Common Crawl AWS Infrastructure Status

Overall Status

(July 4, 2025)

Starting UTC 17:34, “someone” started attempting to make 100,000 requests per second from our AWS Cloudfront website at https://data.commoncrawl.org/ – we can only sustain a few thousand requests per second combined for everyone who wishes to use Common Crawl’s dataset. This caused distress at both the Cloudfront level, but also at the S3 level, which hurts inside-AWS users and our cdx index server. It also put our crawler at risk for crashing – luckily it appears that improvements we made months ago to improve error handling in our crawler actually worked under stress.

AWS only shows us a limited amount of information about requests. We could see that they were coming from inside the US, and they were all range requests – the kind of thing you’d do if you were trying to download a subset of Common Crawl, such as webpages in a particular language. We appreciate this kind of use, but if you want to do this, you can’t send us 100,000 requests per second. Also, when you access our data, you shouldn’t ignore 4xx or 5xx error codes – when you see anything unusual, you should slow down. And if you’re receiving 98% 4xx or 5xx codes, maybe you should rethink how fast you’re attempting to download.

At UTC 21:92 we started blocking the particular user-agent used by “someone”, also sending a response body that indicated how to contact us. This was effective in blocking the remaining 2% of “someone’s” traffic, but wasn’t enough for our Cloudfront endpoint and S3 bucket to recover.

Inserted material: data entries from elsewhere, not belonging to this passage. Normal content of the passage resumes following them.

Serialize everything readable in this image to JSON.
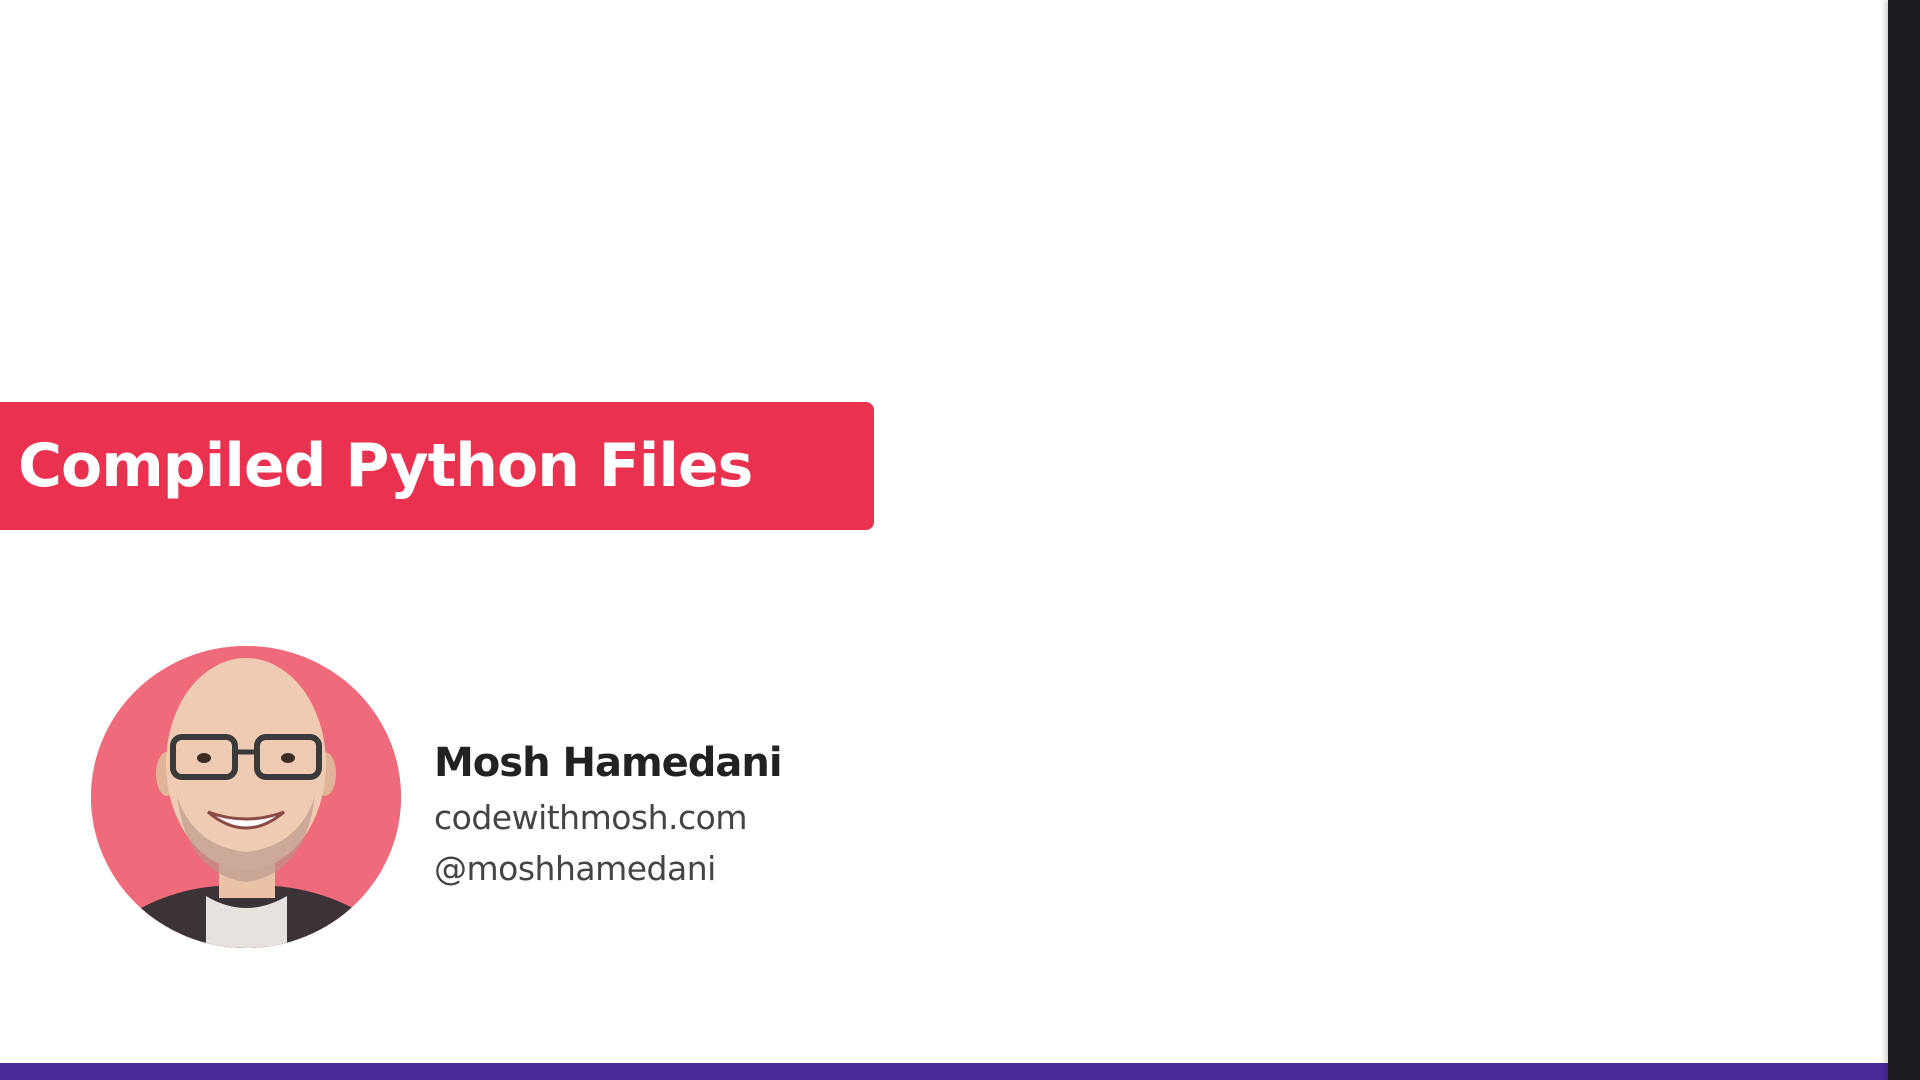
{
  "slide": {
    "title": "Compiled Python Files",
    "author": {
      "name": "Mosh Hamedani",
      "website": "codewithmosh.com",
      "handle": "@moshhamedani",
      "avatar_icon": "presenter-portrait"
    }
  },
  "colors": {
    "banner": "#ea314f",
    "bottom_bar": "#4b2a9a",
    "background": "#ffffff",
    "right_edge": "#1e1c22"
  }
}
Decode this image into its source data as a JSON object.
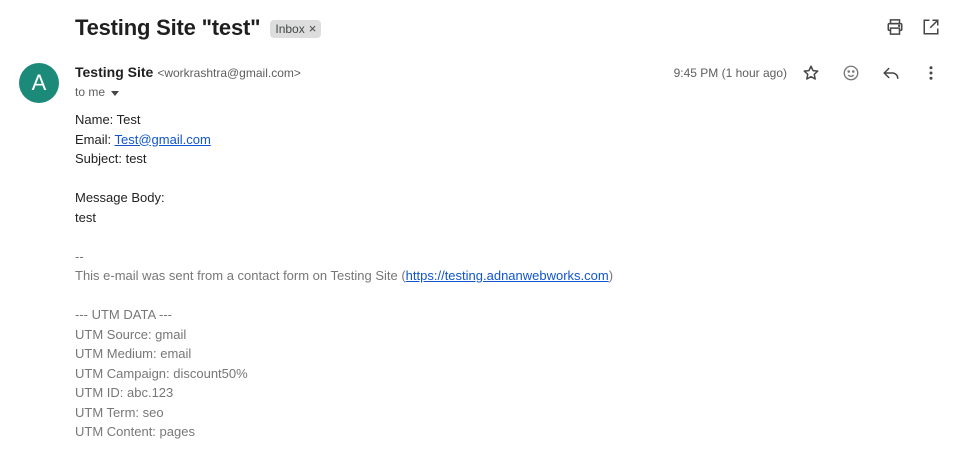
{
  "email": {
    "subject": "Testing Site \"test\"",
    "label_chip": "Inbox",
    "chip_close": "×",
    "avatar_letter": "A",
    "sender_name": "Testing Site",
    "sender_email": "<workrashtra@gmail.com>",
    "to": "to me",
    "timestamp": "9:45 PM (1 hour ago)",
    "icons": {
      "print": "print-icon",
      "open_new_window": "open-in-new-window-icon",
      "star": "star-icon",
      "emoji": "emoji-reaction-icon",
      "reply": "reply-icon",
      "more": "more-vert-icon"
    },
    "colors": {
      "avatar_bg": "#1c8a78",
      "link": "#1155cc"
    }
  },
  "body": {
    "name_label": "Name: ",
    "name_value": "Test",
    "email_label": "Email: ",
    "email_value": "Test@gmail.com",
    "subject_label": "Subject: ",
    "subject_value": "test",
    "message_label": "Message Body:",
    "message_value": "test",
    "signature_sep": "--",
    "footer_prefix": "This e-mail was sent from a contact form on Testing Site (",
    "footer_link": "https://testing.adnanwebworks.com",
    "footer_suffix": ")",
    "utm_header": "--- UTM DATA ---",
    "utm_source": "UTM Source: gmail",
    "utm_medium": "UTM Medium: email",
    "utm_campaign": "UTM Campaign: discount50%",
    "utm_id": "UTM ID: abc.123",
    "utm_term": "UTM Term: seo",
    "utm_content": "UTM Content: pages"
  }
}
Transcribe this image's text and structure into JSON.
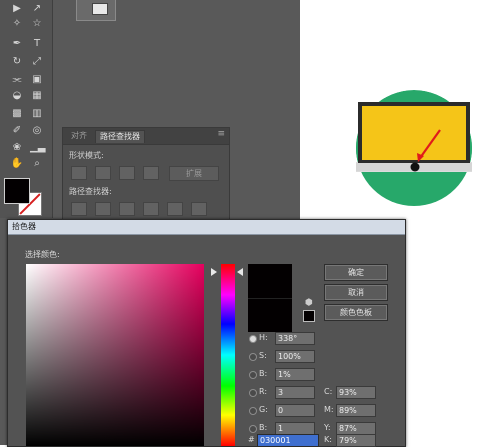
{
  "colors": {
    "workspace": "#595959",
    "current_fill": "#030001",
    "monitor_circle": "#27a86a",
    "monitor_screen": "#f5c518",
    "arrow": "#e01b1b"
  },
  "toolbar": {
    "icons": [
      "selection-tool-icon",
      "direct-selection-tool-icon",
      "magic-wand-icon",
      "pen-tool-icon",
      "lasso-icon",
      "type-tool-icon",
      "rotate-icon",
      "scale-icon",
      "width-tool-icon",
      "free-transform-icon",
      "shape-builder-icon",
      "perspective-grid-icon",
      "mesh-icon",
      "gradient-icon",
      "eyedropper-icon",
      "blend-icon",
      "symbol-sprayer-icon",
      "column-graph-icon",
      "artboard-icon",
      "slice-icon",
      "hand-icon",
      "zoom-icon"
    ]
  },
  "pathfinder_panel": {
    "tabs": [
      "对齐",
      "路径查找器"
    ],
    "shape_modes_label": "形状模式:",
    "expand_label": "扩展",
    "pathfinders_label": "路径查找器:",
    "menu_icon": "panel-menu-icon"
  },
  "color_picker": {
    "title": "拾色器",
    "select_color_label": "选择颜色:",
    "buttons": {
      "ok": "确定",
      "cancel": "取消",
      "swatches": "颜色色板"
    },
    "hsb": [
      {
        "label": "H:",
        "value": "338°",
        "unit": "",
        "selected": true
      },
      {
        "label": "S:",
        "value": "100%",
        "unit": "",
        "selected": false
      },
      {
        "label": "B:",
        "value": "1%",
        "unit": "",
        "selected": false
      }
    ],
    "rgb": [
      {
        "label": "R:",
        "value": "3",
        "selected": false
      },
      {
        "label": "G:",
        "value": "0",
        "selected": false
      },
      {
        "label": "B:",
        "value": "1",
        "selected": false
      }
    ],
    "cmyk": [
      {
        "label": "C:",
        "value": "93%"
      },
      {
        "label": "M:",
        "value": "89%"
      },
      {
        "label": "Y:",
        "value": "87%"
      },
      {
        "label": "K:",
        "value": "79%"
      }
    ],
    "hex_label": "#",
    "hex_value": "030001"
  }
}
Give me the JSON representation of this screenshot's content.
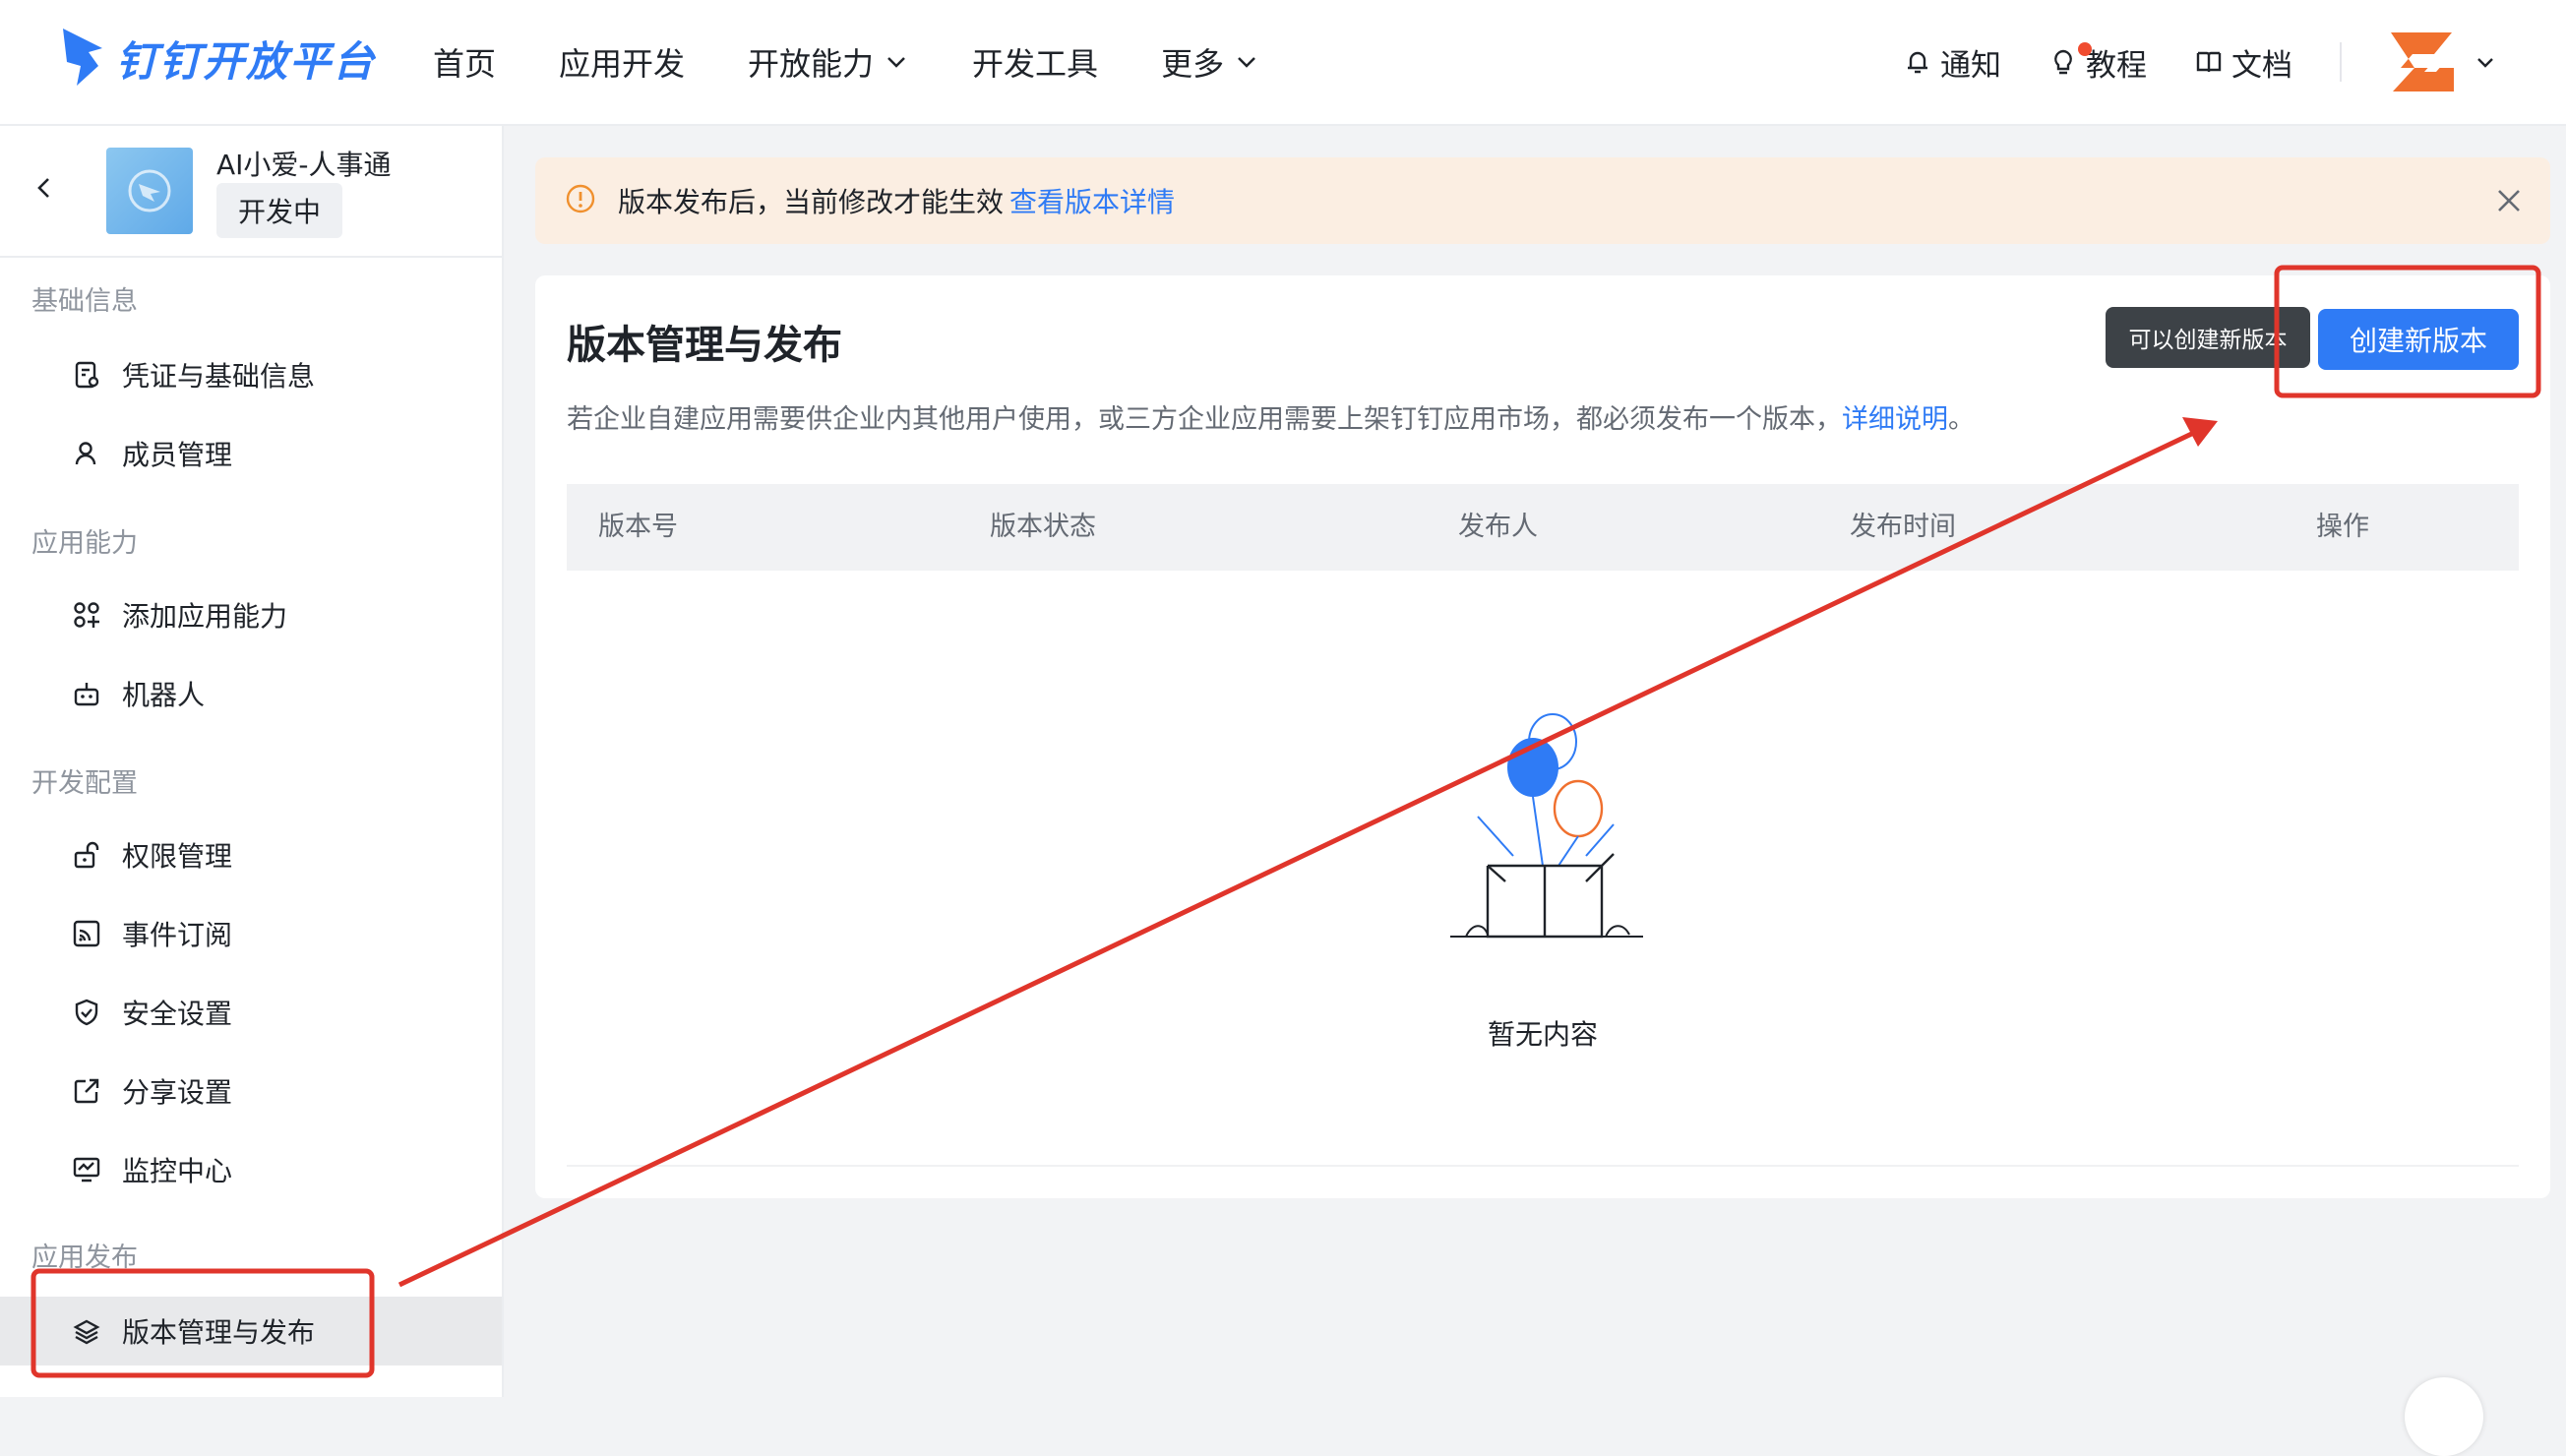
{
  "header": {
    "logo_text": "钉钉开放平台",
    "nav": [
      {
        "label": "首页"
      },
      {
        "label": "应用开发"
      },
      {
        "label": "开放能力"
      },
      {
        "label": "开发工具"
      },
      {
        "label": "更多"
      }
    ],
    "links": {
      "notify": "通知",
      "tutorial": "教程",
      "docs": "文档"
    }
  },
  "app": {
    "name": "AI小爱-人事通",
    "status": "开发中"
  },
  "sidebar": {
    "sections": [
      {
        "title": "基础信息",
        "items": [
          {
            "label": "凭证与基础信息",
            "icon": "credential-icon"
          },
          {
            "label": "成员管理",
            "icon": "user-icon"
          }
        ]
      },
      {
        "title": "应用能力",
        "items": [
          {
            "label": "添加应用能力",
            "icon": "apps-add-icon"
          },
          {
            "label": "机器人",
            "icon": "robot-icon"
          }
        ]
      },
      {
        "title": "开发配置",
        "items": [
          {
            "label": "权限管理",
            "icon": "lock-icon"
          },
          {
            "label": "事件订阅",
            "icon": "rss-icon"
          },
          {
            "label": "安全设置",
            "icon": "shield-icon"
          },
          {
            "label": "分享设置",
            "icon": "share-icon"
          },
          {
            "label": "监控中心",
            "icon": "monitor-icon"
          }
        ]
      },
      {
        "title": "应用发布",
        "items": [
          {
            "label": "版本管理与发布",
            "icon": "layers-icon",
            "active": true
          }
        ]
      }
    ]
  },
  "notice": {
    "text": "版本发布后，当前修改才能生效",
    "link": "查看版本详情"
  },
  "main": {
    "title": "版本管理与发布",
    "desc_prefix": "若企业自建应用需要供企业内其他用户使用，或三方企业应用需要上架钉钉应用市场，都必须发布一个版本，",
    "desc_link": "详细说明",
    "desc_suffix": "。",
    "tooltip": "可以创建新版本",
    "create_button": "创建新版本",
    "table_headers": [
      "版本号",
      "版本状态",
      "发布人",
      "发布时间",
      "操作"
    ],
    "empty_text": "暂无内容"
  },
  "colors": {
    "primary": "#2f7bf5",
    "annotation": "#e0352b",
    "notice_bg": "#fbeee2"
  }
}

A user-agent block is trivial to work around, but our hope was that “someone” would think of contacting us.

At UTC 22:34, “someone” reduced their request rate to 7,000 per second, all with the same user-agent, so they were still blocked.

At UTC 23:42, S3 settled down and performance looks normal.

(Please see below for the details of maximizing download speeds despite 503 Slow Down errors.)



CloudFront (https) Performance Screenshot -- past week

Graph-reading hints: We can handle a few thousand requests per second, not millions.
All times are in UTC. Scroll down for daily and monthly screenshots.
CloudFront: 4xx errors are mostly Greg's explicit rate limit rules. 503s come from S3 backpressure.
S3: 503 errors are backpressure, dunno what 4xx errors are.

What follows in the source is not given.